Obama’s triumph was seen not just as an individual success, but also as a realigning event. The Obama Coalition, its champions insisted, would set the tone for the coming decades, much as the New Deal Coalition had defined the parameters of American politics from 1932 to 1968.
It didn’t quite work out that way. Republicans came roaring back to take control of the House in 2010. Far from adjusting themselves to a liberalism thought to be on the rise, the GOP moved even further right as the tea party became the new political vogue.
Obama did win reelection, but Republicans continued their forward march in Congress, taking the Senate in 2014. Two years later, Donald Trump eked out his electoral college victory and shook the country to its foundations.
You might fairly conclude that political analysts predicting realignments are not much different from stock market touts whose absolute — and mistaken — certainties about coming bull or bear markets lose a lot of people a lot of money. Since the rise of Ronald Reagan in 1980, many more realignments have been forecast than actually materialized.

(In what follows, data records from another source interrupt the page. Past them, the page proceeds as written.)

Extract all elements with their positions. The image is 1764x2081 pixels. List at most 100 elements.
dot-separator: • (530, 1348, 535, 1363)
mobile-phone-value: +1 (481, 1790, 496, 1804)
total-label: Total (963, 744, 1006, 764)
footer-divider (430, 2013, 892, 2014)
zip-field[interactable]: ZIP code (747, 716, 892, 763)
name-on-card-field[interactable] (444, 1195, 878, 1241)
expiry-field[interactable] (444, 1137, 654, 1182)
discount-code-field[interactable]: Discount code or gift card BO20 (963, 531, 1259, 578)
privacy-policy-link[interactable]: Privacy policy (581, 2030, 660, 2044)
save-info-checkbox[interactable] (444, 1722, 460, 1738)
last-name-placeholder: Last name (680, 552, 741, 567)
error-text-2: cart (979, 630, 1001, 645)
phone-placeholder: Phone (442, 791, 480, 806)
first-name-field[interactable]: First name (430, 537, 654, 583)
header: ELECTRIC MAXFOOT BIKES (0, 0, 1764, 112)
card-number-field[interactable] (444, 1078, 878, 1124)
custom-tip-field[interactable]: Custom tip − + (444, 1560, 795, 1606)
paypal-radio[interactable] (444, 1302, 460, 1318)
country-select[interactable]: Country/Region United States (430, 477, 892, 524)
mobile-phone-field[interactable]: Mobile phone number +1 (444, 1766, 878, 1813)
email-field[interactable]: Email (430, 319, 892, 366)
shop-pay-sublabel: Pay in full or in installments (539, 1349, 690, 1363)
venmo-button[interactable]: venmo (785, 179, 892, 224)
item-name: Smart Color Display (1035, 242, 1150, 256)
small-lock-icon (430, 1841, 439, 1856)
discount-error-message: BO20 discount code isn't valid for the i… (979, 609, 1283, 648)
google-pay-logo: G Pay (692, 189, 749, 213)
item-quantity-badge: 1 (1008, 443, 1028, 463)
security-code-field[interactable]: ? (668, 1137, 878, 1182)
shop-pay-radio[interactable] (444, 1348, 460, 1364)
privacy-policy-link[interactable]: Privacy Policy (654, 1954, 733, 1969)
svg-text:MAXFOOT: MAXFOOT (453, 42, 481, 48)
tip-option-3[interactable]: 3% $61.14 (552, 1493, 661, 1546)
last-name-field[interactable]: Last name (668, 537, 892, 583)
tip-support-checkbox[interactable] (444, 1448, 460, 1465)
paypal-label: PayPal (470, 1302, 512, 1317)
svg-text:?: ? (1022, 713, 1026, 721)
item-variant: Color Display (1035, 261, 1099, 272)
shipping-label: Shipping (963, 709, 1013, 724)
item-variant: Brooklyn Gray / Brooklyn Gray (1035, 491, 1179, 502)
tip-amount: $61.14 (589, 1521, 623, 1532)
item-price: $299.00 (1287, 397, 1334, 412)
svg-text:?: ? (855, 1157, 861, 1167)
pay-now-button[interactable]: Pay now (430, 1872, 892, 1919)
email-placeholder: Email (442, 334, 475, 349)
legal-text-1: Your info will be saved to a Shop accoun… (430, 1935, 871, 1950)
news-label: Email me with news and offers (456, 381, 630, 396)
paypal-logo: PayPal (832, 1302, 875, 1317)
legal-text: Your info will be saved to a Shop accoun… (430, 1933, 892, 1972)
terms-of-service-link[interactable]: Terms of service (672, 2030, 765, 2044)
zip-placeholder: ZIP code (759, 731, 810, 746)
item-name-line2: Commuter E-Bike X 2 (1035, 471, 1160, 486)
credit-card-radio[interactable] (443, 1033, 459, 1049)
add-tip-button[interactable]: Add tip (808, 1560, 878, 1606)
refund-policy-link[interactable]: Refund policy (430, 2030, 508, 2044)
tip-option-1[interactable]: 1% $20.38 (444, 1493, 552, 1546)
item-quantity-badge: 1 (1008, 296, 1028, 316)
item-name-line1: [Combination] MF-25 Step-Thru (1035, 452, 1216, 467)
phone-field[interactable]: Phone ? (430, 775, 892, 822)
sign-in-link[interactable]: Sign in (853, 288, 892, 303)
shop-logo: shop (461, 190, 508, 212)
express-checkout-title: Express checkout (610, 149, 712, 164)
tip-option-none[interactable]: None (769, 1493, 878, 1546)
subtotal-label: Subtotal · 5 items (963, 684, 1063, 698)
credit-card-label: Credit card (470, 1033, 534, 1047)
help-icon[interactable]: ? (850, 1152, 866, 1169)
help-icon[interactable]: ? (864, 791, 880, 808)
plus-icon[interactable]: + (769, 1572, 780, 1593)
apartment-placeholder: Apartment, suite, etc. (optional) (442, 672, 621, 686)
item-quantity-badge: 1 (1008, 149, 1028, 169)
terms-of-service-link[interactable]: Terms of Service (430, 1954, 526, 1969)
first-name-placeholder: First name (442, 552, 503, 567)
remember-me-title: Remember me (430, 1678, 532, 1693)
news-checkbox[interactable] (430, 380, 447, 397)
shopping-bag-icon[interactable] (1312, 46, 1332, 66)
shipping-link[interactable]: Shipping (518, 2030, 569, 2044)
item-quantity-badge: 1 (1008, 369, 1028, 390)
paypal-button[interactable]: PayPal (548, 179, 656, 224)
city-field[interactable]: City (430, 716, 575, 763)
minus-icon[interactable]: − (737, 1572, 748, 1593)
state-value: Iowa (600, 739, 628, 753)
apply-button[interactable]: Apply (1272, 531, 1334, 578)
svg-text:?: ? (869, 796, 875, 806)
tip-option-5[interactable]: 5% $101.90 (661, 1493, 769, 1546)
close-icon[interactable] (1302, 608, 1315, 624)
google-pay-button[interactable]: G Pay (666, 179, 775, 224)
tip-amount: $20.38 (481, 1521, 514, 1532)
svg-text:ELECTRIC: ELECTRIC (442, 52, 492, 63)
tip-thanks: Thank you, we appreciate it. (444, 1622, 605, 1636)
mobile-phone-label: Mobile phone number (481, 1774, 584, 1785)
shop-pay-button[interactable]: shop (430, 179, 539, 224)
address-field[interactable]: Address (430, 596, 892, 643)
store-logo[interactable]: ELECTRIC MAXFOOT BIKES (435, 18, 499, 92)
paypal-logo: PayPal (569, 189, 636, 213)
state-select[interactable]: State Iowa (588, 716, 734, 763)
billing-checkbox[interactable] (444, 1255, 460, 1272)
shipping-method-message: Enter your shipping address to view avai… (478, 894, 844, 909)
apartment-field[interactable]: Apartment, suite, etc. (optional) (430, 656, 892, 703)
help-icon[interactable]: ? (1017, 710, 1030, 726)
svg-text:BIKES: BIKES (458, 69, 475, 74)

But there is another way to look at those 2008 predictions: They were not wrong, they were just premature. As a result, a 77-year-old Democratic presidential nominee may be the unlikely instrument of a new generational alignment.
Why now and not in 2008? The most important reason is the obvious one: The backlash against Trump is the driving factor in this election so far — and there could be no better representative of the politics of the past than the current occupant in the White House. He is stubbornly out of touch with the country’s attitudes on many questions, and especially so on racial justice.